Children at three private schools in Manchester have been taught from American textbooks which state that abortion is wrong, evolution is a lie and homosexuals choose to be gay.
Three private schools in Ancoats, Moston and Ardwick use the Tennessee-based Accelerated Christian Education (ACE) curriculum.
The Manchester Evening News said the textbooks also state "God wants wives to submit to their husbands" and tells children they can avoid Aids by practising the Bible.
The news follows the UK government banning the teaching of creationism as science in all existing and future academies and free schools.
The government released a new set of funding agreements in a little noticed document last week, including clauses which specifically prohibit pseudoscience.
But school leaders and Christian Education Europe (CEE) - which provides the curriculum to schools on the continent - say the literature at the Manchester schools is only a "tool" in a wider education.
“As Christians we believe the Bible and we believe what the Bible says, and it does say a number of those things, but we are not single-issue people and we teach our students to think for themselves and realise there are a vast number of issues," Headteacher Brenda Lewis, who established the ACE King of Kings School, told The Manchester Evening News.
Dr Greg Hibbins, general manager of Christian Education Europe, said: “The users of our curriculum are independent and have the choice to adapt and manage the content as they choose.”

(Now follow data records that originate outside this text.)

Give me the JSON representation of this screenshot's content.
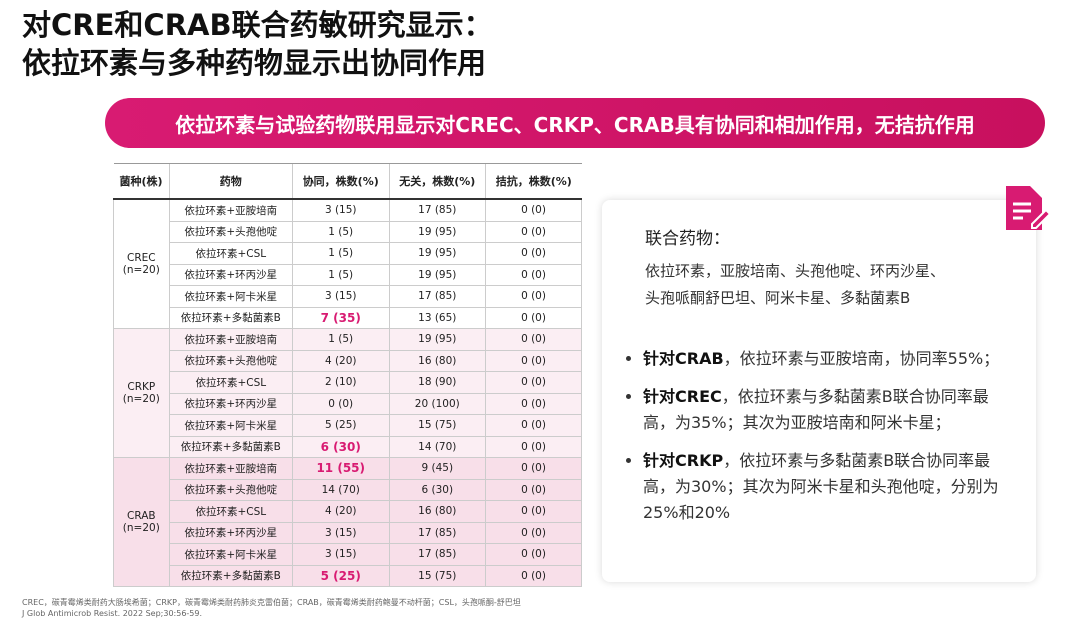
{
  "header": {
    "title_lines": [
      "对CRE和CRAB联合药敏研究显示：",
      "依拉环素与多种药物显示出协同作用"
    ]
  },
  "banner": "依拉环素与试验药物联用显示对CREC、CRKP、CRAB具有协同和相加作用，无拮抗作用",
  "table": {
    "columns": [
      "菌种(株)",
      "药物",
      "协同，株数(%)",
      "无关，株数(%)",
      "拮抗，株数(%)"
    ],
    "groups": [
      {
        "name": "CREC",
        "n": "(n=20)",
        "rows": [
          [
            "依拉环素+亚胺培南",
            "3 (15)",
            "17 (85)",
            "0 (0)"
          ],
          [
            "依拉环素+头孢他啶",
            "1 (5)",
            "19 (95)",
            "0 (0)"
          ],
          [
            "依拉环素+CSL",
            "1 (5)",
            "19 (95)",
            "0 (0)"
          ],
          [
            "依拉环素+环丙沙星",
            "1 (5)",
            "19 (95)",
            "0 (0)"
          ],
          [
            "依拉环素+阿卡米星",
            "3 (15)",
            "17 (85)",
            "0 (0)"
          ],
          [
            "依拉环素+多黏菌素B",
            "7 (35)",
            "13 (65)",
            "0 (0)"
          ]
        ]
      },
      {
        "name": "CRKP",
        "n": "(n=20)",
        "rows": [
          [
            "依拉环素+亚胺培南",
            "1 (5)",
            "19 (95)",
            "0 (0)"
          ],
          [
            "依拉环素+头孢他啶",
            "4 (20)",
            "16 (80)",
            "0 (0)"
          ],
          [
            "依拉环素+CSL",
            "2 (10)",
            "18 (90)",
            "0 (0)"
          ],
          [
            "依拉环素+环丙沙星",
            "0 (0)",
            "20 (100)",
            "0 (0)"
          ],
          [
            "依拉环素+阿卡米星",
            "5 (25)",
            "15 (75)",
            "0 (0)"
          ],
          [
            "依拉环素+多黏菌素B",
            "6 (30)",
            "14 (70)",
            "0 (0)"
          ]
        ]
      },
      {
        "name": "CRAB",
        "n": "(n=20)",
        "rows": [
          [
            "依拉环素+亚胺培南",
            "11 (55)",
            "9 (45)",
            "0 (0)"
          ],
          [
            "依拉环素+头孢他啶",
            "14 (70)",
            "6 (30)",
            "0 (0)"
          ],
          [
            "依拉环素+CSL",
            "4 (20)",
            "16 (80)",
            "0 (0)"
          ],
          [
            "依拉环素+环丙沙星",
            "3 (15)",
            "17 (85)",
            "0 (0)"
          ],
          [
            "依拉环素+阿卡米星",
            "3 (15)",
            "17 (85)",
            "0 (0)"
          ],
          [
            "依拉环素+多黏菌素B",
            "5 (25)",
            "15 (75)",
            "0 (0)"
          ]
        ]
      }
    ]
  },
  "panel": {
    "heading": "联合药物：",
    "drug_lines": [
      "依拉环素，亚胺培南、头孢他啶、环丙沙星、",
      "头孢哌酮舒巴坦、阿米卡星、多黏菌素B"
    ],
    "bullets": [
      {
        "bold": "针对CRAB",
        "text": "，依拉环素与亚胺培南，协同率55%；"
      },
      {
        "bold": "针对CREC",
        "text": "，依拉环素与多黏菌素B联合协同率最高，为35%；其次为亚胺培南和阿米卡星；"
      },
      {
        "bold": "针对CRKP",
        "text": "，依拉环素与多黏菌素B联合协同率最高，为30%；其次为阿米卡星和头孢他啶，分别为25%和20%"
      }
    ]
  },
  "footnote": [
    "CREC，碳青霉烯类耐药大肠埃希菌；CRKP，碳青霉烯类耐药肺炎克雷伯菌；CRAB，碳青霉烯类耐药鲍曼不动杆菌；CSL，头孢哌酮-舒巴坦",
    "J Glob Antimicrob Resist. 2022 Sep;30:56-59."
  ]
}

The comments came as it emerged how schools will be ordered to "promote British values" in response to the Trojan Horse affair.
A new document sets out a written definition for the first time of what exactly Education Secretary Michael Gove is saying must be promoted by schools, in response to the "Trojan horse" allegations that academies in Birmingham were under the influence of Muslim extremists.
It stipulates that the education secretary can close a school or dismiss a governor if he or she is "unsuitable" due to conduct "aimed at undermining the fundamental British values of democracy, the rule of law, individual liberty and mutual respect and tolerance of those with different faiths and beliefs".
The Muslim Council of Britain (MCB) has raised fears that the reforms, which will apply to new academies and free schools, could prevent people with conservative Muslim beliefs viewed as incompatible with "British values" being involved - a claim the Department for Education denies.